Syrian human rights activist goes missing in İstanbul

Syrian activist Ahmet Katie

A Syrian human rights activist who has been living in Turkey since 2013 has been missing since Nov. 27, Turkish Minute reported, citing the Serbestiyet news website and a platform advocating refugee rights.

Ahmed Katie, 45, also a non-practicing lawyer, went missing after leaving his workplace in İstanbul’s Yusufpaşa neighborhood after he was reportedly summoned by the police.

A statement from the platform said Katie’s wife, Areej, filed a missing persons report for her husband with the İstanbul police on Nov. 30 after her efforts to reach and locate her husband failed. The woman demanded the police examine the security camera footage at her husband’s workplace and track his mobile phone.

She said Katie told her on the phone that he was done with work and would come straight home on the evening of Nov. 27 but that his mobile phone was turned off when she later tried to reach him. The couple has three children.

On the morning of Nov. 27 Katie had gone to Taksim in central İstanbul to collect documentation from the French consulate that he had obtained for himself and his family to travel to France, where he had applied for asylum, French newspaper Le Monde reported.

Katie reportedly told a relative that evening he had been summoned by the police but did not say where he was supposed to go.

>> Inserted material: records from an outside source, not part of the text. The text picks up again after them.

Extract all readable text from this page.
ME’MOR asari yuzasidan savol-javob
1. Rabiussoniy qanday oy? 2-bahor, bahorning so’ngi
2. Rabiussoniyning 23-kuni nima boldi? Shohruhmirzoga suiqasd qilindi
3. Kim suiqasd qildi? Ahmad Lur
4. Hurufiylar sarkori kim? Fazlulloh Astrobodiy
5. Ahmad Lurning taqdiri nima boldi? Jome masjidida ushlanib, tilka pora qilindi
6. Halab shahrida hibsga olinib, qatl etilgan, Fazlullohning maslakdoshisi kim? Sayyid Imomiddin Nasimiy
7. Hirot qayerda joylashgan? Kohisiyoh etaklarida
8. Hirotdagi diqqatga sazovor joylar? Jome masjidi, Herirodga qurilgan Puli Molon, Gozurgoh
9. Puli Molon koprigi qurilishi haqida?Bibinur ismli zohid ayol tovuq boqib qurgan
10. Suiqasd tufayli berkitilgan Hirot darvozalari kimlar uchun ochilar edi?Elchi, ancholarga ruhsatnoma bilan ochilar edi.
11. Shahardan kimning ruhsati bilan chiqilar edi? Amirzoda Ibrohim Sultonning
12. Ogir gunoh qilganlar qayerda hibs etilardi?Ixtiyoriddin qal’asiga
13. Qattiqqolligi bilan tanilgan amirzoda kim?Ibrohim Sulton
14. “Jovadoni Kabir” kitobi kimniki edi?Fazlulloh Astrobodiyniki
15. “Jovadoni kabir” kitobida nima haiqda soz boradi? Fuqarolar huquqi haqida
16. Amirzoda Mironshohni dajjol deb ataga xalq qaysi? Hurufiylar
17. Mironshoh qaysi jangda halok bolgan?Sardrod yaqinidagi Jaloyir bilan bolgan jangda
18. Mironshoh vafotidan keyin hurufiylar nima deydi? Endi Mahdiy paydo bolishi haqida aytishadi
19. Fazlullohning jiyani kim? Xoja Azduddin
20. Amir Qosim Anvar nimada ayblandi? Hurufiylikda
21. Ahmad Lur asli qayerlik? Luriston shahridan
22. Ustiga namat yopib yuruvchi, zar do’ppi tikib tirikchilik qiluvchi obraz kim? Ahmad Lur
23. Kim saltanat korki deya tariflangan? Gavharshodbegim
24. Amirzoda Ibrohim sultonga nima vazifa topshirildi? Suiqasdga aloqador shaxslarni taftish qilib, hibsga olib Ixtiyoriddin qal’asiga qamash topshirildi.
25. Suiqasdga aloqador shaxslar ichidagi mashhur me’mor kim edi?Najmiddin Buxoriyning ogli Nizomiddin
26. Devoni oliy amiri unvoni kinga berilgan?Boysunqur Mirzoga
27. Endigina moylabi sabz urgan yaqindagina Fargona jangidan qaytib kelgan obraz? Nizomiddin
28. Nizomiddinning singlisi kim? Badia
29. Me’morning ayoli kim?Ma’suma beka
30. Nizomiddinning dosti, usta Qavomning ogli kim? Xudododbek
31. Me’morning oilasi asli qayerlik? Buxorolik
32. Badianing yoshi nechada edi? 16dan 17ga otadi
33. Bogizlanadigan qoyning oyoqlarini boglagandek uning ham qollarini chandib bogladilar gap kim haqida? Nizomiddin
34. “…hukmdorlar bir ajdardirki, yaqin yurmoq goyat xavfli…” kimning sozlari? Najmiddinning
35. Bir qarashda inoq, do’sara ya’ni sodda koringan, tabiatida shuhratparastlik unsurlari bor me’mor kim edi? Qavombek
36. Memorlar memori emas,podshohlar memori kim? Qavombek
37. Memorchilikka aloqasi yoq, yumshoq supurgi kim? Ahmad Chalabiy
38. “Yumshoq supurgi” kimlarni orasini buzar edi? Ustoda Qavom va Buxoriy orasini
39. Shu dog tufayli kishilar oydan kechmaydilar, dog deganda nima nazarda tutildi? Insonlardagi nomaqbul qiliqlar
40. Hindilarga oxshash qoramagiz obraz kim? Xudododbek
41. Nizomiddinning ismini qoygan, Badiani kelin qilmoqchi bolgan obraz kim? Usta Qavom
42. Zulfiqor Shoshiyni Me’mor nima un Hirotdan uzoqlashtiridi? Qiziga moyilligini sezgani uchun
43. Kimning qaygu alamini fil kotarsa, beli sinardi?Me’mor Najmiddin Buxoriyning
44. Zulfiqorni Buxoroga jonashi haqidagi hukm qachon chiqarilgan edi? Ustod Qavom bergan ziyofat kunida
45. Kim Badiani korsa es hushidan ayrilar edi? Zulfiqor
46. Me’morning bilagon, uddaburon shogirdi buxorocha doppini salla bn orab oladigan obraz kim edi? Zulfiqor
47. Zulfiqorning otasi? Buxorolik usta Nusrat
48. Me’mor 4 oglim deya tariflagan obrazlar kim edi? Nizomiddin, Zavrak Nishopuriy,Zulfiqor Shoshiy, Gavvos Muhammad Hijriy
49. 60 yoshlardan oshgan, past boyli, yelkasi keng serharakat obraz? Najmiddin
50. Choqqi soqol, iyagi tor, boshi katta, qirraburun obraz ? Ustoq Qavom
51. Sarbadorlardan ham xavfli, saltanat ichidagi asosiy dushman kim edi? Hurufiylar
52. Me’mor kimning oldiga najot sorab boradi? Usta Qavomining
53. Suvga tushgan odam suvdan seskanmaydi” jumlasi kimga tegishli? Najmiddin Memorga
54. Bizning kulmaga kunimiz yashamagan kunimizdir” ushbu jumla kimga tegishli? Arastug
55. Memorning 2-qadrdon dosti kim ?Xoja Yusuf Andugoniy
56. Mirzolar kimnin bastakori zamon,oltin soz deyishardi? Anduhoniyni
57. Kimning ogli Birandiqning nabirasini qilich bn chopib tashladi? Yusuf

Several people close to him told Le Monde that Katie had been pressured by Turkish authorities in recent months. In a video recorded on YouTube on Oct. 23, he explained receiving a call on Oct. 19 from someone claiming to be a member of the security services. The caller asked him to go immediately to Café Mado in Aksaray Square, close to work. There, Ahmed Katie said he found three individuals – two Turks and an Arabic-Turkish translator – who asked him to buy a SIM card in his name at a store belonging to phone service provider Turkcell, just across the street, before handing it over to them.

Katie announced in October that he was suspending human rights activism due to the threats he had received.

Taha Elgazi, a Syrian rights activist from the platform, called on Turkish authorities to ascertain Katie’s whereabouts and inform his family and the public.

The activist had been living in Turkey under temporary protection status.

Turkish Interior Minister Ali Yerlikaya announced last month that there are 3,254,904 Syrians under temporary protection in the country, with 1,129,614 of them having received residence permits and 259,468 under international protection.

Anti-refugee sentiment is running high in Turkey, with frequent instances of attacks on mostly Syrians and their workplaces taking place across the country.

According to a June report by the Stockholm Center for Freedom (SCF), titled “Hate speech and hate crimes against Syrian refugees in Turkey,” Syrians have been at the center of anti-refugee sentiment in recent years, expressed in particular on social media and often by political parties. With inflation soaring in the last few years, they have been blamed for many of Turkey’s social and economic ills.